Centre is at the middle or the midpoint of the diameter.
And the formula of midpoint is
[tex] ( \frac{x_{1} +x_{2}}{2},\frac{y_{1} +y_{2}}{2}) [/tex]
For the given question, x1=-4, y1=2, x2=2, y2=-8
So we will get
[tex] ( \frac{-4+2}{2}, \frac{2-8}{2} ) = (-1, -3) [/tex]
And that's the required centre .
Answer: The required co-ordinates of the center of the circle are (-1, -3).

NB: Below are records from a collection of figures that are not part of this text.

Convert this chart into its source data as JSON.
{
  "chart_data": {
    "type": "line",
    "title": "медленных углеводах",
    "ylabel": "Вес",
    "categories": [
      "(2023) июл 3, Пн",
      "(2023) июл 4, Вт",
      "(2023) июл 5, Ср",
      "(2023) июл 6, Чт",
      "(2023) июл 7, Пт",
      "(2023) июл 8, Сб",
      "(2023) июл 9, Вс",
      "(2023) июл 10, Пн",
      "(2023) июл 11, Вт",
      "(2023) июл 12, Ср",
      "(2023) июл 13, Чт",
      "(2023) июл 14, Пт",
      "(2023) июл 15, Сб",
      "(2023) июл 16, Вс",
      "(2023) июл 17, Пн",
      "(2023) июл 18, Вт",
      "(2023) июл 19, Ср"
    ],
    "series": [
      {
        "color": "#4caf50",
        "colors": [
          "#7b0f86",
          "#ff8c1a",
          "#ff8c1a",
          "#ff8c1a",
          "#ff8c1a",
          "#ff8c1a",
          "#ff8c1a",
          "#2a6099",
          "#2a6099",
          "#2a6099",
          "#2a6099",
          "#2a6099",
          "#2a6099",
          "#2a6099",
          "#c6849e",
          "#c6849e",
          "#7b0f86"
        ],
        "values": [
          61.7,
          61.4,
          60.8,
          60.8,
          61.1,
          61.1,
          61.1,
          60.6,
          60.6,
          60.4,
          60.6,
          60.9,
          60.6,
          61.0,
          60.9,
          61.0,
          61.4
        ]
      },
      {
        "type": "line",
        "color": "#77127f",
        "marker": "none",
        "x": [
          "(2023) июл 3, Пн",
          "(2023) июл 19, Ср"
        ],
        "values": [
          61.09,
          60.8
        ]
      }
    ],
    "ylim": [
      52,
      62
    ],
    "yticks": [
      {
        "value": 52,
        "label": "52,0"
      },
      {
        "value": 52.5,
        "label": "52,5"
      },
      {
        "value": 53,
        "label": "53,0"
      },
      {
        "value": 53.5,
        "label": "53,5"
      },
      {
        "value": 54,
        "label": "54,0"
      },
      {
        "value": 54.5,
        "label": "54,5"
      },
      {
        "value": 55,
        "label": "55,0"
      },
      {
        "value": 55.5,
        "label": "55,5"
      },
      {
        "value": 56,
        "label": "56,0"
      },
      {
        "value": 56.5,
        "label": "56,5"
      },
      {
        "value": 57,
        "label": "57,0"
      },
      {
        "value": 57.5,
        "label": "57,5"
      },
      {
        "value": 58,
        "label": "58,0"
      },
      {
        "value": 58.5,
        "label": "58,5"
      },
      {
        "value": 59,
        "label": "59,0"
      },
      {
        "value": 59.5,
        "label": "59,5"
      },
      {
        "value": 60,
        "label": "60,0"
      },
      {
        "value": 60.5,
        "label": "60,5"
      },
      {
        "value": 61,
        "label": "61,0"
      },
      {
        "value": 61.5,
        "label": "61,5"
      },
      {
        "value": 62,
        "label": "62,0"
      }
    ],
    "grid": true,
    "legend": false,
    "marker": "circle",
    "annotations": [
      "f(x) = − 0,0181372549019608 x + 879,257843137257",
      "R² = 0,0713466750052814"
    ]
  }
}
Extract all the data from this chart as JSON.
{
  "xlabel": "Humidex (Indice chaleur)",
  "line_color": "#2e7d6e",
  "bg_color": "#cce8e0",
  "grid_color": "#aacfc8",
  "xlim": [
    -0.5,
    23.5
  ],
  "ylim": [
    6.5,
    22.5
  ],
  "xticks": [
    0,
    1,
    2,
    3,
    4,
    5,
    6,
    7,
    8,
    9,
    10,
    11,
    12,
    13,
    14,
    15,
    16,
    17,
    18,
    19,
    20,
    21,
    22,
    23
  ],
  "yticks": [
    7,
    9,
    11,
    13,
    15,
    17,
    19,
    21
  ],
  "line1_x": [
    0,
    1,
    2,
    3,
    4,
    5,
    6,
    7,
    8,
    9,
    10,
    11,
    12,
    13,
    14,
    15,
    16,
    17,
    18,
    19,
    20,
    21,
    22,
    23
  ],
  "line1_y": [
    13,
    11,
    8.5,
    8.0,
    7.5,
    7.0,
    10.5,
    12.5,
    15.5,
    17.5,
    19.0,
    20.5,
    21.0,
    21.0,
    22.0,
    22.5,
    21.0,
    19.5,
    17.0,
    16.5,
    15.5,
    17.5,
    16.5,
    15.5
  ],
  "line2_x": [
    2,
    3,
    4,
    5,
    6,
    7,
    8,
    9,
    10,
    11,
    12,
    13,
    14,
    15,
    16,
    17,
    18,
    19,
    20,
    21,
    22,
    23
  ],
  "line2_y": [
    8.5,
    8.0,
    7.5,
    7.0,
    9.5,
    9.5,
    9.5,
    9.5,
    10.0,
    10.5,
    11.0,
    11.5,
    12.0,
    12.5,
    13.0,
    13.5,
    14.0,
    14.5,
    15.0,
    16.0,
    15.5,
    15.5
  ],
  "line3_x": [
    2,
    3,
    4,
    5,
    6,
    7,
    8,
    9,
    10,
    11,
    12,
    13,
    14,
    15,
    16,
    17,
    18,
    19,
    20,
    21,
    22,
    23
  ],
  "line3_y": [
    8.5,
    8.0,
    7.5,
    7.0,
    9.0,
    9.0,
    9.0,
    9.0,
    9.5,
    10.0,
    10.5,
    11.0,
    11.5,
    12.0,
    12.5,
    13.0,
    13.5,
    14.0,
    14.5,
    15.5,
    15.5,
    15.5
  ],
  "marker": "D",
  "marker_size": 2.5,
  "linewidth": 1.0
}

Step-by-step explanation: Given that AB is the diameter of circle T. The co-ordinates of point A are (-4, 2) and the co-ordinates of point B are (2, -8).
We are to find the co-ordinates of the center of this circle.
We know that
the center of a circle is the mid-point of any of its diameter.
The co-ordinates of the midpoint of a line segment with endpoints (a, b) and (c, d) are given by
[tex]\left(\dfrac{a+c}{2},\dfrac{b+d}{2}\right).[/tex]
Therefore, the co-ordinates of the midpoint of diameter AB are
[tex]\left(\dfrac{-4+2}{2},\dfrac{2-8}{2}\right)\\\\\\=\left(\dfrac{-2}{2},\dfrac{-6}{2}\right)\\\\=(-1,-3).[/tex]
Thus, the required co-ordinates of the center of the circle are (-1, -3).